Yesterday, we noted the debate among the Tanna’im surrounding the question of whether “lulav tzarikh egged” – meaning, if the lulav, hadasim and aravot must be bound together by some material in order for the mitzva of arba minim (four species) to be fulfilled. According to the majority view (as the Gemara explains), binding these three species is required only as an aesthetic enhancement of the mitzva, but the actual obligation is fulfilled even if they are not bound together. Rabbi Yehuda, however, maintained that the mitzva of arba minim is not fulfilled unless the lulav, hadasim and aravot are bound together.
The Gemara (Sukka 11b) explains that Rabbi Yehuda inferred his position from a textual link between the arba minim and the night of the Exodus. Just as the Torah commands, “u-lkatchtem” – to “take” the four species on Sukkot (Vayikra 23:40), Benei Yisrael were commanded “u-lkachtem agudat eizov” – to “take” a bundle of hyssop branches with which to place the sacrificial blood on their doorposts in preparation for the plague of the firstborn (Shemot 12:22). Rabbi Yehuda understood from this parallel that just as Benei Yisrael at the time of the Exodus were to take a wrapped bundle (“agudat”) of branches, we are likewise commanded to take a wrapped bundle of the three species on Sukkot.
Several Rishonim, including Tosafot (Sukka 13a, s.v. mitzvat), raised the question of how to reconcile the Gemara’s explanation of Rabbi Yehuda’s view with a passage in the Sifrei (Parashat Chukat) linking the hyssop branches in Egypt and the hyssop used in the preparaton of the purifying para aduma waters. The Torah in Sefer Bamidbar (19:6) requires “taking” hyssop and casting it into the ashes of the red heifer with which these waters were prepared, and the Sifrei establishes that just as three hyssop branches were required on the night of the Exodus, three hyssop branches are required for preparing the purifying waters. The Sifrei links the “taking” of the hyssop in Egypt and the “taking” of the hyssop for the purifying waters, just as Rabbi Yehuda links the “taking” of the hyssop in Egypt and the “taking” of the four species. And yet, the Mishna in Masekhet Para (11:9) states explicitly that the purifying waters are valid even if the three hyssop branches were not bound together. Although the model for this bundle of hyssop is the bundle used by Benei Yisrael on the night of the Exodus, the binding together of the branches is not indispensable to the validity of the purifying waters. Yet, according to Rabbi Yehuda, the bundle of hyssop at the time of the Exodus serves as the model for the “bundle” of the arba minim – and in this instance, the binding is considered indispensable for the fulfillment of the mitzva. The question thus arises as to why the precedent of the hyssop in Egypt does not result in the disqualification of purifying waters prepared by non-bound branches, but this precedent does yield a disqualification of the three species if they are not bound together. Tosafot leave this question unanswered.

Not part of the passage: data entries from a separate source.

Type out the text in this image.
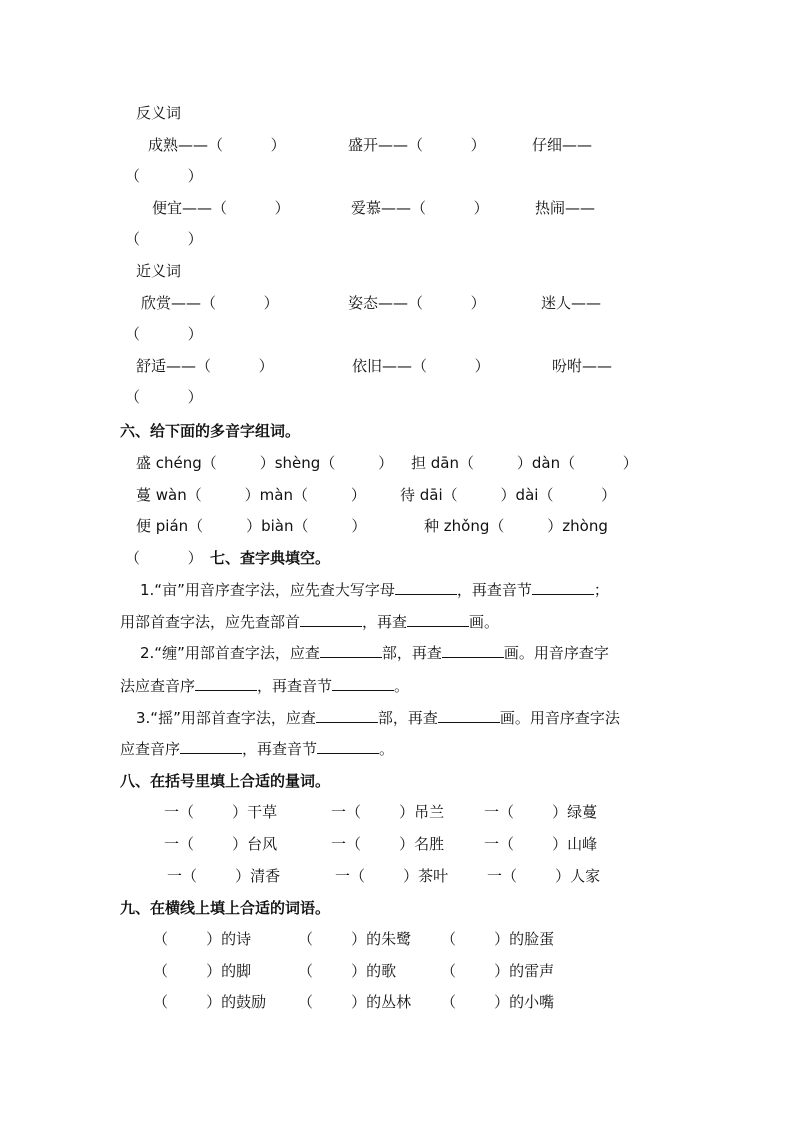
反义词
成熟——（          ）	盛开——（          ）	仔细——
（          ）
便宜——（          ）	爱慕——（          ）	热闹——
（          ）
近义词
欣赏——（          ）	姿态——（          ）	迷人——
（          ）
舒适——（          ）	依旧——（          ）	吩咐——
（          ）
六、给下面的多音字组词。
盛 chéng（         ）shèng（         ） 担 dān（         ）dàn（          ）
蔓 wàn（         ）màn（         ） 待 dāi（         ）dài（          ）
便 pián（         ）biàn（         ）	种 zhǒng（         ）zhòng
（          ） 七、查字典填空。
1.“亩”用音序查字法，应先查大写字母	，再查音节	；
用部首查字法，应先查部首	，再查	画。
2.“缠”用部首查字法，应查	部，再查	画。用音序查字
法应查音序	，再查音节	。
3.“摇”用部首查字法，应查	部，再查	画。用音序查字法
应查音序	，再查音节	。
八、在括号里填上合适的量词。
一（        ）干草	一（        ）吊兰	一（        ）绿蔓
一（        ）台风	一（        ）名胜	一（        ）山峰
一（        ）清香	一（        ）茶叶	一（        ）人家
九、在横线上填上合适的词语。
（        ）的诗	（        ）的朱鹭 （        ）的脸蛋
（        ）的脚	（        ）的歌	（        ）的雷声
（        ）的鼓励 （        ）的丛林 （        ）的小嘴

Among the approaches taken to answer this question is one which the Ritva cites from the Ra’a. The Ra’a creatively suggests that in discussing the “bundle” of the lulav, hadasim and aravot, Rabbi Yehuda speaks not of a material used for binding, but rather of holding the three species together in one’s hand. Rabbi Yehuda agrees with the other Tanna’im that the lulav, hadasim and aravot do not have to be wrapped together for the mitzva to be fulfilled. He does, however, insist that they be held together at the same time. Whereas the other Tanna’im maintain that one fulfills the mitzva by taking each of the species in succession, Rabbi Yehuda insists that the lulav, hadasim and aravot be taken together. As such, Rabbi Yehuda’s view is consistent with the halakha that binding the hyssop branches for the purifying waters is not indispensable to the waters’ validity, because he concedes that binding the lulav, hadasim and aravot is likewise not indispensable to the mitzva. Taking the species separately invalidates the mitzva, but taking them together without a tie does not, according to the Ra’a’s understanding of Rabbi Yehuda’s opinion.